Estavam ali, cintilando em meio a umbra do local, pétalas douradas, praticamente idênticas aquelas que vi quando aqui cheguei. Poderiam elas serem parte de um monstro ali escondido? Ou apenas simples pétalas pertencentes a uma flor normal? Bem, acho que não vou descobrir se ficar aqui parada apenas pensando em possíveis cenários para uma só situação. Chegou a hora de agir.
Naquele momento, virada totalmente na direção da janela, o corpo reto e a expressão séria, eu iniciava minha aproximação.
A música do silêncio continuava a tocar através do ambiente, agora com notas mais tensas postas sobre a melodia. Um frio súbito de tensão subia por minha espinha, como se a mesma fosse ser congelada por completo e logo depois se partir em mil pedaços. Com o coração um pouco acelerado, eu tentava manter a calma durante o caminho, afim de não se deixar consumir pelo nervosismo que vagarosamente se atrelava a meu corpo naquele momento. Odeio ter que admitir isso, mas estava realmente com medo do que poderia encontrar ali.

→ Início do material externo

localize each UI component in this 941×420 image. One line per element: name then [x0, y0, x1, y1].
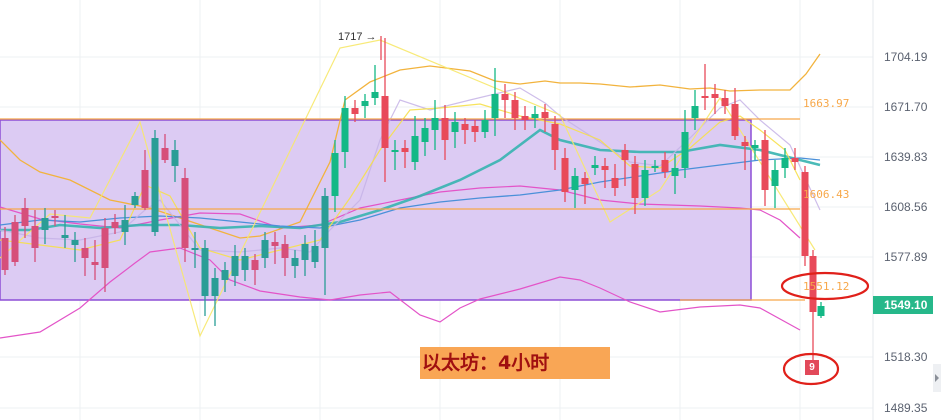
axis-tick: 1671.70 [884, 100, 928, 114]
axis-tick: 1704.19 [884, 50, 928, 64]
level-label-1663: 1663.97 [803, 97, 850, 110]
axis-scroll-handle[interactable] [933, 364, 941, 392]
level-label-1551: 1551.12 [803, 280, 850, 293]
axis-tick: 1608.56 [884, 200, 928, 214]
candles [1, 38, 825, 360]
current-price-tag: 1549.10 [873, 296, 933, 314]
peak-label: 1717 → [338, 31, 377, 43]
axis-tick: 1639.83 [884, 150, 928, 164]
axis-tick: 1489.35 [884, 401, 928, 415]
level-lines [0, 118, 805, 301]
chart-title: 以太坊：4小时 [420, 347, 610, 379]
count-badge: 9 [805, 360, 819, 375]
annotation-marks [380, 36, 870, 386]
axis-tick: 1518.30 [884, 350, 928, 364]
level-label-1606: 1606.43 [803, 188, 850, 201]
axis-tick: 1577.89 [884, 250, 928, 264]
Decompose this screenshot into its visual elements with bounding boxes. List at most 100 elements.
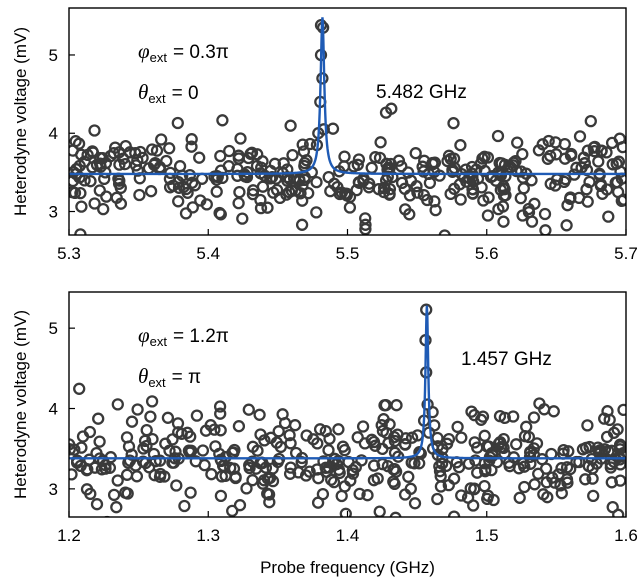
data-point	[605, 444, 618, 457]
panel-1: 5.3 5.4 5.5 5.6 5.7 3 4 5 Heterodyne voltage (mV…	[11, 7, 638, 263]
data-point	[150, 144, 164, 157]
data-point	[474, 157, 488, 170]
data-point	[75, 200, 88, 213]
data-point	[349, 461, 362, 474]
y-tick-label: 3	[49, 480, 58, 499]
data-point	[137, 442, 150, 455]
x-tick-label: 1.6	[614, 526, 638, 545]
data-point	[121, 487, 134, 500]
data-point	[80, 483, 94, 496]
data-point	[584, 114, 597, 128]
data-point	[514, 191, 527, 205]
data-point	[311, 496, 325, 509]
data-point	[213, 206, 226, 220]
y-tick-label: 5	[49, 319, 58, 338]
data-point	[223, 144, 236, 158]
data-point	[555, 487, 568, 500]
data-point	[399, 432, 412, 445]
data-point	[88, 197, 101, 210]
data-point	[365, 161, 378, 174]
data-point	[284, 119, 297, 132]
data-point	[170, 479, 183, 492]
data-point	[261, 201, 274, 214]
data-point	[542, 134, 555, 148]
data-point	[398, 488, 412, 501]
data-point	[97, 202, 110, 216]
data-point	[595, 144, 608, 158]
data-point	[496, 200, 510, 213]
data-point	[69, 443, 76, 456]
data-point	[84, 175, 97, 188]
lorentzian-fit-line	[69, 17, 626, 176]
data-point	[160, 154, 173, 168]
data-point	[234, 132, 247, 145]
data-point	[544, 149, 557, 163]
data-point	[338, 150, 351, 163]
data-point	[196, 444, 210, 457]
data-point	[563, 192, 577, 205]
data-point	[310, 206, 323, 219]
data-point	[547, 405, 560, 418]
data-point	[513, 491, 526, 504]
data-point	[205, 468, 218, 481]
data-point	[184, 430, 197, 443]
data-point	[80, 464, 93, 477]
data-point	[118, 157, 132, 171]
data-point	[510, 438, 523, 451]
data-point	[522, 206, 536, 219]
data-point	[179, 207, 193, 220]
data-point	[447, 117, 460, 130]
data-point	[86, 161, 99, 174]
data-point	[145, 395, 159, 408]
data-point	[382, 437, 395, 450]
data-point	[602, 210, 615, 223]
data-point	[130, 470, 144, 483]
data-point	[273, 191, 287, 205]
data-point	[478, 429, 491, 442]
data-point	[186, 201, 199, 214]
data-point	[570, 455, 583, 469]
data-point	[528, 197, 541, 210]
data-point	[583, 175, 596, 189]
data-point	[76, 430, 90, 443]
data-point	[283, 467, 297, 480]
data-point	[184, 486, 197, 499]
data-point	[528, 478, 541, 491]
data-point	[100, 190, 113, 203]
data-point	[530, 437, 544, 450]
data-point	[99, 156, 113, 170]
data-point	[109, 141, 122, 154]
data-point	[411, 186, 424, 199]
data-point	[579, 473, 592, 486]
data-point	[153, 470, 167, 483]
data-point	[481, 151, 495, 164]
data-point	[494, 183, 507, 197]
data-point	[555, 462, 568, 475]
phi-ext-annotation: φext = 0.3π	[138, 39, 229, 65]
data-point	[399, 203, 412, 216]
x-tick-label: 5.7	[614, 244, 638, 263]
data-point	[539, 224, 552, 235]
data-point	[153, 454, 167, 467]
data-point	[434, 480, 448, 493]
data-point	[236, 212, 249, 225]
data-point	[353, 487, 366, 501]
data-point	[491, 129, 505, 143]
data-point	[180, 182, 193, 196]
data-point	[538, 207, 552, 221]
plot-area	[69, 17, 626, 235]
lorentzian-fit-line	[69, 305, 626, 460]
data-point	[228, 443, 241, 457]
data-point	[511, 136, 524, 149]
data-point	[408, 457, 421, 470]
y-axis-label: Heterodyne voltage (mV)	[11, 310, 30, 499]
data-point	[367, 459, 381, 472]
data-point	[253, 408, 266, 421]
data-point	[75, 148, 88, 161]
data-point	[69, 186, 79, 199]
data-point	[322, 170, 335, 184]
resonance-frequency-label: 5.482 GHz	[376, 82, 467, 103]
data-point	[516, 209, 529, 222]
data-point	[280, 188, 293, 201]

As pétalas continuaram estáticas como uma pedra apesar de minha aproximação, que mesmo vagarosa, poderia ainda ser facilmente percebida pelo simples fato de eu não ter me abaixado ou feito alguma outra coisa para sair do raio de visão do suposto monstro, que naquela casinha estaria escondido. Claro, minha cabeça sempre poderia estar com algum problema e aquilo talvez fosse apenas uma simples flor, contudo, prefiro acreditar na minha quase perfeita sanidade mental por agora — apesar de que, se realmente estivesse enganada, talvez fosse até algo melhor para mim. Um perigo a menos, quero dizer.
A pequena chama esférica continuava a me acompanhar, sua luz azulada afastando a escuridão do caminho adiante. Ela parecia já ter percebido por completo o que eu estava tentando fazer, e por isso seus olhos haviam se tornando os de alguém determinado, pronto para o combate, algo que mostrava sua prontidão caso algo acontecesse — não que eu achasse que ele seria de muita ajuda em um combate, mas isso não era algo que iria o dizer. Espíritos como ele também tem um coração afinal de contas.
O caminho trilhado foi curto apesar de minha cautela ao se aproximar, a janela agora a minha frente. Eu só precisava dar um ou dois passos a frente e me inclinar um pouco para ter um vislumbre completo daquela flor. Simples. Rápida. Uma ação que iria me mostrar se meu pensamento estava correto ou incorreto naquele exato momento. Loucura ou monstruosidades, não importa. Eu vou enfrentar o que puserem em meu caminho até que meu irmão esteja seguro ao redor de meus braços novamente.